I'm not sure if it's crossed yet (hasen't arrived), but if so, can I still go to a bureau de change and cash it there, or will a bank insist on depositing it into my account?

If its not crossed, can I go to a b.d.c. and cash it?

Thanks


----------



## DrMoriarty (14 Feb 2006)

You can only lodge a cheque to an account (bank or building society). If it's not in €, you'll be charged FX rates on the conversion, and even if it is you may be charged a fee, depending on the drawing bank.


----------



## Alex (14 Feb 2006)

i agree about having to lodge the cheque to an account. i lodge all foreign cheques to my account and it only takes a few days for them to clear.

Alex.


----------



## Lauren (14 Feb 2006)

Any foreign cheque I've cashed at the AIB has taken about four weeks to clear...Alex, what bank have u been using?


----------



## Alex (14 Feb 2006)

ulster bank. it has never taken 4 weeks for a foreign cheque to clear for me. they know me very well though.

Alex.


----------



## demoivre (14 Feb 2006)

My experience is it takes ten to fifteen days for a sterling cheque to clear and up to a month for a cheque in dollars to clear.


----------



## AJC (14 Feb 2006)

Alex said:
			
		

> ulster bank. it has never taken 4 weeks for a foreign cheque to clear for me. they know me very well though.
> 
> Alex.


 
I lodged a Stg Cheque in UB recently. They said that while they would give me value on it in two days, in theory it could take up to 6 weeks to clear through the system, and that there was no guarantee until then that they would not come looking for the funds back.


----------



## Alex (14 Feb 2006)

it's not a system i use on a regular basis but the last cheque was from the usa and that took less than a week to clear. the one before that was from the uk and it was cleared the vey same day. maybe it's because i know them so well and they trust me due to having a perfect record. i can't speak for anyone else though and i don't know why it takes longer for other people's foreign cheques to clear. i would leave the money sitting in the account for several weeks before withdrawing it just to be sure.

Alex.


----------



## bond-007 (14 Feb 2006)

I lodged a euro cheque from sky which was drawn on a uk bank.
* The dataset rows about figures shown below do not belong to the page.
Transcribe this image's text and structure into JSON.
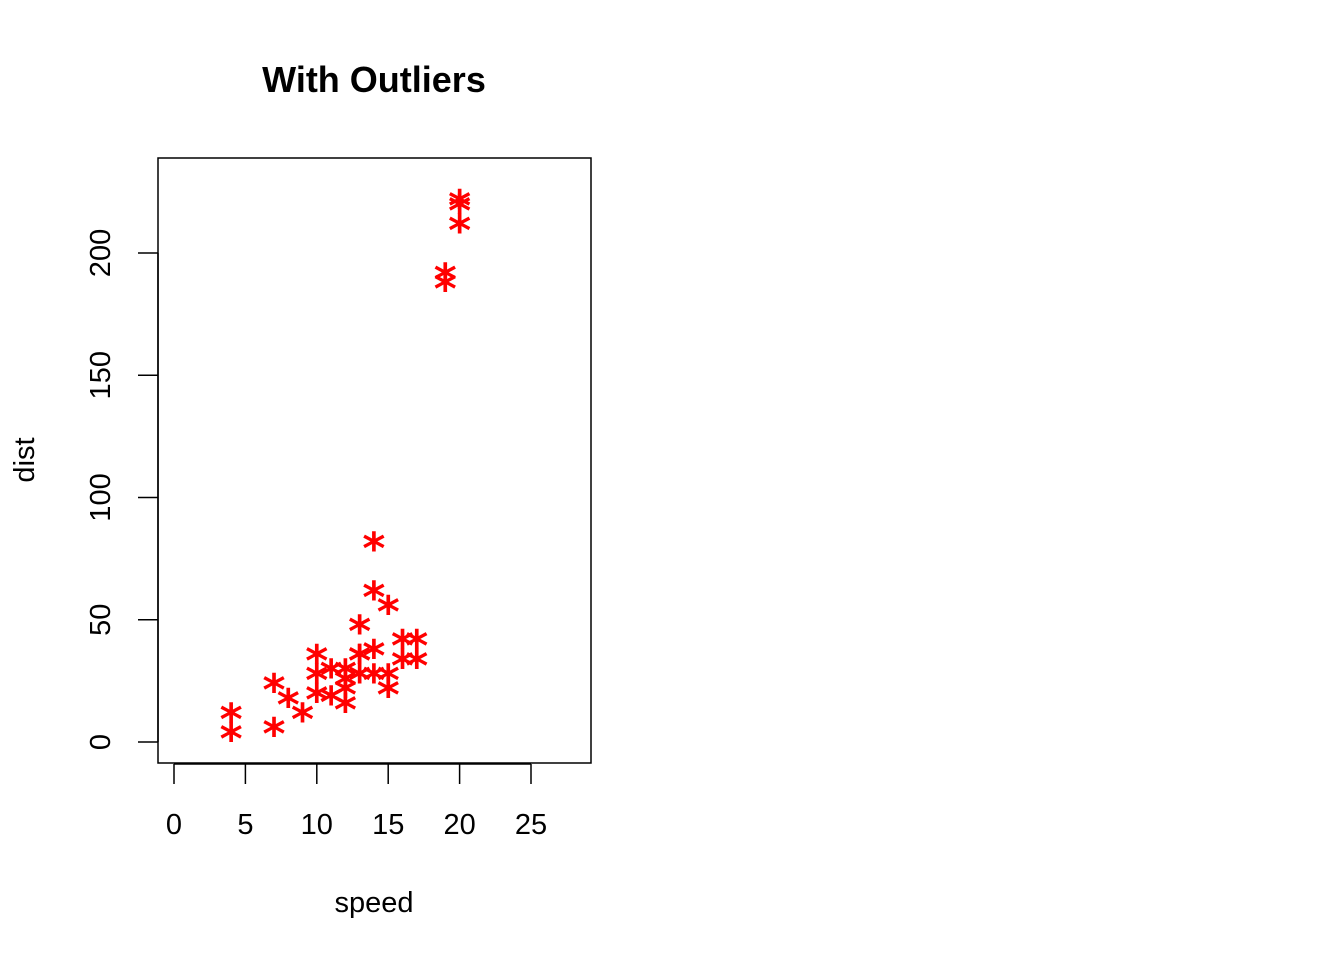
{
  "chart_data": {
    "type": "scatter",
    "title": "With Outliers",
    "xlabel": "speed",
    "ylabel": "dist",
    "xlim": [
      0,
      28
    ],
    "ylim": [
      0,
      230
    ],
    "xticks": [
      0,
      5,
      10,
      15,
      20,
      25
    ],
    "yticks": [
      0,
      50,
      100,
      150,
      200
    ],
    "grid": false,
    "legend": "none",
    "point_symbol": "*",
    "point_color": "#ff0000",
    "axis_color": "#000000",
    "series": [
      {
        "points": [
          {
            "x": 4,
            "y": 2
          },
          {
            "x": 4,
            "y": 10
          },
          {
            "x": 7,
            "y": 4
          },
          {
            "x": 7,
            "y": 22
          },
          {
            "x": 8,
            "y": 16
          },
          {
            "x": 9,
            "y": 10
          },
          {
            "x": 10,
            "y": 18
          },
          {
            "x": 10,
            "y": 26
          },
          {
            "x": 10,
            "y": 34
          },
          {
            "x": 11,
            "y": 17
          },
          {
            "x": 11,
            "y": 28
          },
          {
            "x": 12,
            "y": 14
          },
          {
            "x": 12,
            "y": 20
          },
          {
            "x": 12,
            "y": 24
          },
          {
            "x": 12,
            "y": 28
          },
          {
            "x": 13,
            "y": 26
          },
          {
            "x": 13,
            "y": 34
          },
          {
            "x": 13,
            "y": 34
          },
          {
            "x": 13,
            "y": 46
          },
          {
            "x": 14,
            "y": 26
          },
          {
            "x": 14,
            "y": 36
          },
          {
            "x": 14,
            "y": 60
          },
          {
            "x": 14,
            "y": 80
          },
          {
            "x": 15,
            "y": 20
          },
          {
            "x": 15,
            "y": 26
          },
          {
            "x": 15,
            "y": 54
          },
          {
            "x": 16,
            "y": 32
          },
          {
            "x": 16,
            "y": 40
          },
          {
            "x": 17,
            "y": 32
          },
          {
            "x": 17,
            "y": 40
          },
          {
            "x": 19,
            "y": 186
          },
          {
            "x": 19,
            "y": 190
          },
          {
            "x": 20,
            "y": 210
          },
          {
            "x": 20,
            "y": 218
          },
          {
            "x": 20,
            "y": 220
          }
        ]
      }
    ]
  }
}
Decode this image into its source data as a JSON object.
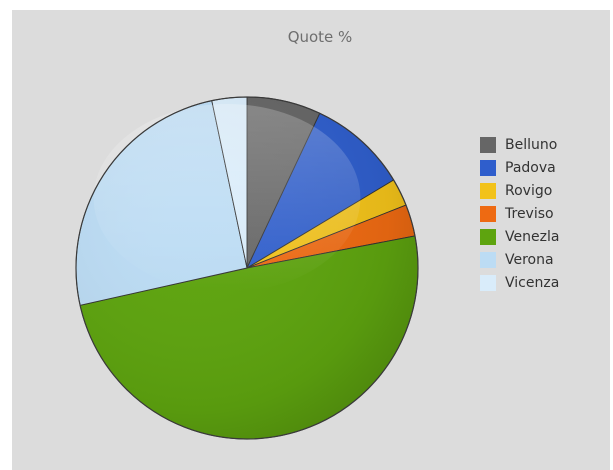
{
  "chart_data": {
    "type": "pie",
    "title": "Quote %",
    "series": [
      {
        "name": "Belluno",
        "value": 7.0,
        "color": "#666666"
      },
      {
        "name": "Padova",
        "value": 9.4,
        "color": "#2f5ecc"
      },
      {
        "name": "Rovigo",
        "value": 2.6,
        "color": "#f2c21a"
      },
      {
        "name": "Treviso",
        "value": 3.0,
        "color": "#ee6a12"
      },
      {
        "name": "Venezia",
        "value": 49.5,
        "color": "#5ea40f"
      },
      {
        "name": "Verona",
        "value": 25.2,
        "color": "#bcdcf4"
      },
      {
        "name": "Vicenza",
        "value": 3.3,
        "color": "#d9ecfa"
      }
    ],
    "legend_labels": [
      "Belluno",
      "Padova",
      "Rovigo",
      "Treviso",
      "Venezla",
      "Verona",
      "Vicenza"
    ],
    "legend": "right",
    "start_angle_deg": 90,
    "direction": "clockwise"
  }
}
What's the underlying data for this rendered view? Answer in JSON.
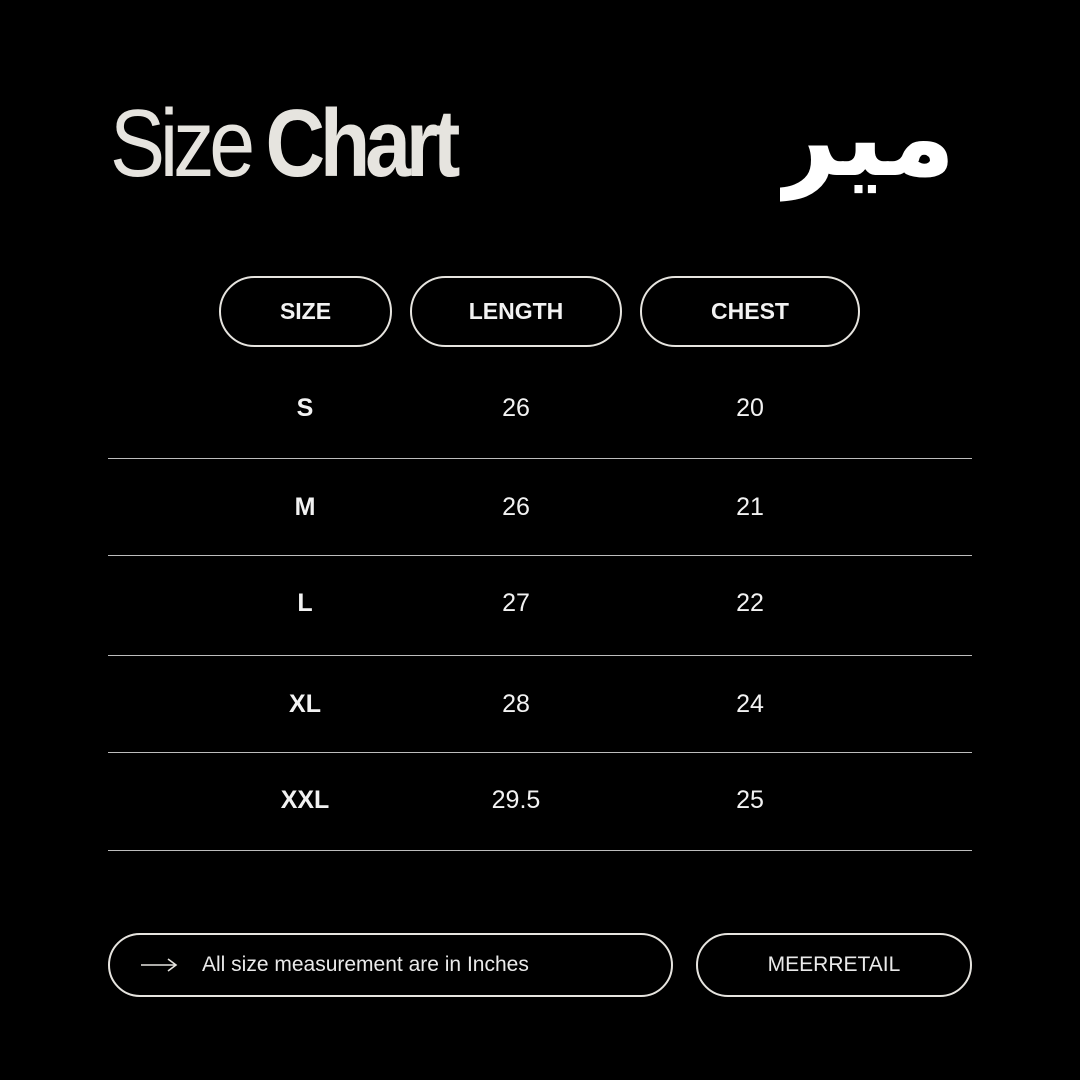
{
  "title": {
    "part1": "Size",
    "part2": "Chart"
  },
  "logo": {
    "text": "میر"
  },
  "table": {
    "headers": [
      "SIZE",
      "LENGTH",
      "CHEST"
    ],
    "rows": [
      [
        "S",
        "26",
        "20"
      ],
      [
        "M",
        "26",
        "21"
      ],
      [
        "L",
        "27",
        "22"
      ],
      [
        "XL",
        "28",
        "24"
      ],
      [
        "XXL",
        "29.5",
        "25"
      ]
    ]
  },
  "footer": {
    "note_icon": "arrow-right-icon",
    "note": "All size measurement are in Inches",
    "brand": "MEERRETAIL"
  },
  "colors": {
    "background": "#000000",
    "text": "#e6e4df"
  }
}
Took 4 weeks to get value for the cheque.


----------



## jimmyh (5 Mar 2009)

Hi Alex - do you not what sort of charges are involved and do they give you the FX rate on the day of lodgement or is it delayed?


----------



## Celtwytch (5 Mar 2009)

Alex, are you sure that the cheque has actually cleared in that short space of time?  The staff in your bank might know you very well, but they can't possibly know the person who has written the cheque.  You may see the funds in your account almost immediately, but the cheque itself would still need to be cleared.  

I was told in Bank of Ireland that the procedure is that the cheque is lodged to the account, and, to all intents and purposes, the funds are available as soon as the deposit is completed.  The cheque is then sent to the country of issue for clearing, which can take several weeks.  If the cheque does bounce, then the bank will take the funds back out of the account, and may charge a fee for the returned cheque.  

To answer the original question, I would imagine the cheque, crossed or not, would need to be lodged so that it can be cleared.


----------



## Mpsox (5 Mar 2009)

Alex said:


> it's not a system i use on a regular basis but the last cheque was from the usa and that took less than a week to clear. the one before that was from the uk and it was cleared the vey same day. maybe it's because i know them so well and they trust me due to having a perfect record. i can't speak for anyone else though and i don't know why it takes longer for other people's foreign cheques to clear. i would leave the money sitting in the account for several weeks before withdrawing it just to be sure.
> 
> Alex.


 
it may have appeared in your account, it may have been cleared for interest purposes but it is unlikely to have been cleared for fate and the bank could probably still have debited you back if it bounced. In areas such as this banks do not make exceptions for customers with perfect records, all of these payment processes are centralised and standardised. Possible youre local branch were trying to butter you up


----------